Es bastante famoso el diálogo entre Alicia y Humpty Dumpty:

—Cuando yo uso una palabra —dice Humpty Dumpty en tono bastante despectivo—, esa palabra significa exactamente lo que yo decidí que signifique… Ni más ni menos.

—La cuestión —responde Alicia— es saber si usted puede hacer que una palabra signifique un montón de cosas diferentes. 

—La cuestión —replica Humpty Dumpty— es saber quién manda. Eso es todo.  

El poder de las personas juzgadoras es justamente el poder de determinar no sólo qué significa  un enunciado jurídico, sino también cuáles son sus alcances y por qué una norma, un enunciado, debe aplicarse en un sentido determinado en un caso específico. 

No es cualquier cosa. Bien puede suponer que una persona pierda su libertad, por ejemplo, o redefinir el estatus de ciudadana de una persona nacida en el extranjero, cambiar el estado civil de dos individuos o limitar el ejercicio del poder punitivo. 

El derecho es el mundo en donde se disputan los significados y son las personas juzgadoras quienes tienen el poder de la palabra (de ahí viene la idea de jurisdicción: decir el derecho). Dictar una sentencia es constituir el mundo dentro de una serie de posibilidades. Dos, al menos, si hablamos de una contienda de derecho, un litigio. En una relación mediada por el derecho, el juez decide, tiene la última palabra. 
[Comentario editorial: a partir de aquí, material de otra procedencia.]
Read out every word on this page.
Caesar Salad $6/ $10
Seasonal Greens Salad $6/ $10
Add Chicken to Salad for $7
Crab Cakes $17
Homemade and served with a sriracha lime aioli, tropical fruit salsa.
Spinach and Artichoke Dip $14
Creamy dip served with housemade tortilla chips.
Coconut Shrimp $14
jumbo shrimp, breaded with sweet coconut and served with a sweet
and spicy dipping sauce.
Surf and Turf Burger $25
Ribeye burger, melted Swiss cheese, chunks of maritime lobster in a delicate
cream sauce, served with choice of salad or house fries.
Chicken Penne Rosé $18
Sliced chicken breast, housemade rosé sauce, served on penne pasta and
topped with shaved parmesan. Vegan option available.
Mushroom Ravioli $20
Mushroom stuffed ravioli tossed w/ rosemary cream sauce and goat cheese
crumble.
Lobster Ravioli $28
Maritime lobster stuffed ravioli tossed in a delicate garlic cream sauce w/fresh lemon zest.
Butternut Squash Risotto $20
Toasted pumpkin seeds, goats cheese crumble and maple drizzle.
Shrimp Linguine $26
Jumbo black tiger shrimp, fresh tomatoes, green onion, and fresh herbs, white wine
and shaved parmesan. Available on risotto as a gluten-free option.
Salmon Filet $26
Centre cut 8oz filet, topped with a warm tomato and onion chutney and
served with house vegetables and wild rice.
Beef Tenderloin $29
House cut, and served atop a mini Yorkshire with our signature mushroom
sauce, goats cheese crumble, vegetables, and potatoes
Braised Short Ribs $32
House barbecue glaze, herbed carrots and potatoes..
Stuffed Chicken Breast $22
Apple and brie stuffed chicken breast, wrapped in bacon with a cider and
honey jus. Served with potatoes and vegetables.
No es un mandato divino, ni un poder absoluto. Es extensa la bibliografía sobre el papel que deben jugar las personas juzgadoras a la hora de decidir controversias, que, simplificando, va de la idea de los jueces como la boca de la ley (Montesquieu) a los jueces activistas, que con sus resoluciones no sólo “crean” el derecho y con ello la realidad social, sino que incluso pueden decidir si una determinada norma es inconstitucional y, por lo tanto, sacarla del ordenamiento jurídico. Básicamente ese es el poder de las personas juzgadoras. Y las preguntas que surgen son: ¿de dónde procede?, ¿cuál es su fundamento y por qué éste es legítimo?

Desde el mundo jurídico, no hay discusión: la legitimidad de las personas juzgadoras viene tanto de la forma en que son nombrados, como del contenido de sus resoluciones. No es infrecuente escuchar a una persona juzgadora decir: hablo a través de mis sentencias. Casi con esas palabras exactas expresó el día 27 de junio el ministro Laynez Potisek y confesó un mea culpa.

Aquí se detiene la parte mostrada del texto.